In recent years, organic electro-luminescence (organic EL) devices are drawing attention as one kind of light-emitting device with a high emission efficiency. FIG. 1 schematically shows a cross-sectional structure of a generic organic EL device. The conventional organic EL device is structured so that an electrode 2, an emission layer 3, a transparent electrode 4, and a transparent substrate 5 are stacked on a substrate 1. The transparent substrate 5 is in contact with an air layer 6. By applying a voltage between the electrode 2 and the transparent electrode 4, the illuminant emits light at a point S in the interior of the emission layer 3. Within the generated light, a portion intactly propagates along the direction of the air layer 6, while a portion is reflected at the electrode 2 and then propagates along the direction of the air layer 6. When light propagates from a medium with a high-refractive index to a medium with a low-refractive index, total reflection occurs if the incident angle of the light exceeds a critical angle. As a result, only the light which has propagated without undergoing total reflection before reaching the air layer 6 goes out to the exterior of the organic EL device. Assuming refractive indices nk, n0 of the emission layer 3 and the air layer 6, respectively, the critical angle θc is expressed by eq. (1).θc=sin−1(n0/nk)  (1)

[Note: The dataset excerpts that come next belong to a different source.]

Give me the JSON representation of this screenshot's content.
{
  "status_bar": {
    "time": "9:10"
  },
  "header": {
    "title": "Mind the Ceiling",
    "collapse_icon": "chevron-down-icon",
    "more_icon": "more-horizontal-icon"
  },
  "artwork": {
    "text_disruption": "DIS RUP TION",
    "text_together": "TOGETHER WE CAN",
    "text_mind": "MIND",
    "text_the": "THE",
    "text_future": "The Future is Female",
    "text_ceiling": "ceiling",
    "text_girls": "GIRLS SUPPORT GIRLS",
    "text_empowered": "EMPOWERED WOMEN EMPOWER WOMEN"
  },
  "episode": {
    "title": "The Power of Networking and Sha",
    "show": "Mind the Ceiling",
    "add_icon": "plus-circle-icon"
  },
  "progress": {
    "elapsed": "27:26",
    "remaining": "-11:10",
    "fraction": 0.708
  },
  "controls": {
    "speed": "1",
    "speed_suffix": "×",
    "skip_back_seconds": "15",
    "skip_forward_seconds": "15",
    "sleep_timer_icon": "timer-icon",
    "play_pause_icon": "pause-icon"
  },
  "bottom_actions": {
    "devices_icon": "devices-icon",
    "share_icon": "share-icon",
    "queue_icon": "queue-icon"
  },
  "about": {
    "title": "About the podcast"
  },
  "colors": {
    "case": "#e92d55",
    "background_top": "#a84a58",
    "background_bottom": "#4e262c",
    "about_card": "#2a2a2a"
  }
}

Therefore, in the organic EL device shown in FIG. 1, the light which can be extracted out of the device is limited to the light which is emitted at the point S and strikes the interface between the air layer 6 and the transparent substrate 5 at an angle smaller than the critical angle θc. Assuming that the light emission from the point S is isotropic, and that the transmittance at the refraction plane is 100% at any incident angle equal to or smaller than the critical angle, with the effect of interference of light being ignored, then the rate by which light can be extracted (light extraction efficiency) η is expressed as 1-cos θc. For example, when the emission layer 3 has a refractive index of 1.7, the extraction efficiency η is less than 20%. Thus, generally speaking, an organic EL device does not have a high efficiency of light utility.
In order to increase the light extraction efficiency, a technique is being studied which adjusts the thicknesses of the emission layer 3 and the transparent electrode 4 on the order of light wavelengths so that light is efficiently extracted by utilizing the effect of interference of light. However, since the effect of interference depends on the direction in which generated light propagates, light in every direction cannot be efficiently extracted. Therefore, this method cannot attain a 100% extraction efficiency. Moreover, since the interference of light depends on wavelength, it is difficult to efficiently extract light of all wavelengths within the emission wavelength region. In the case of a white-color organic EL device, this causes luminance unevenness or color unevenness, where luminance or color changes depending on the angle of viewing.
An example technique of more efficiency extracting light from an organic EL device as such is disclosed in Patent Document 1.
Patent Document 1 discloses an organic EL device having an improved light extraction efficiency, where a diffraction grating is formed on the substrate interface or the reflection surface in order to change the incident angle of light at or beyond which total reflection will occur, relative to the interface.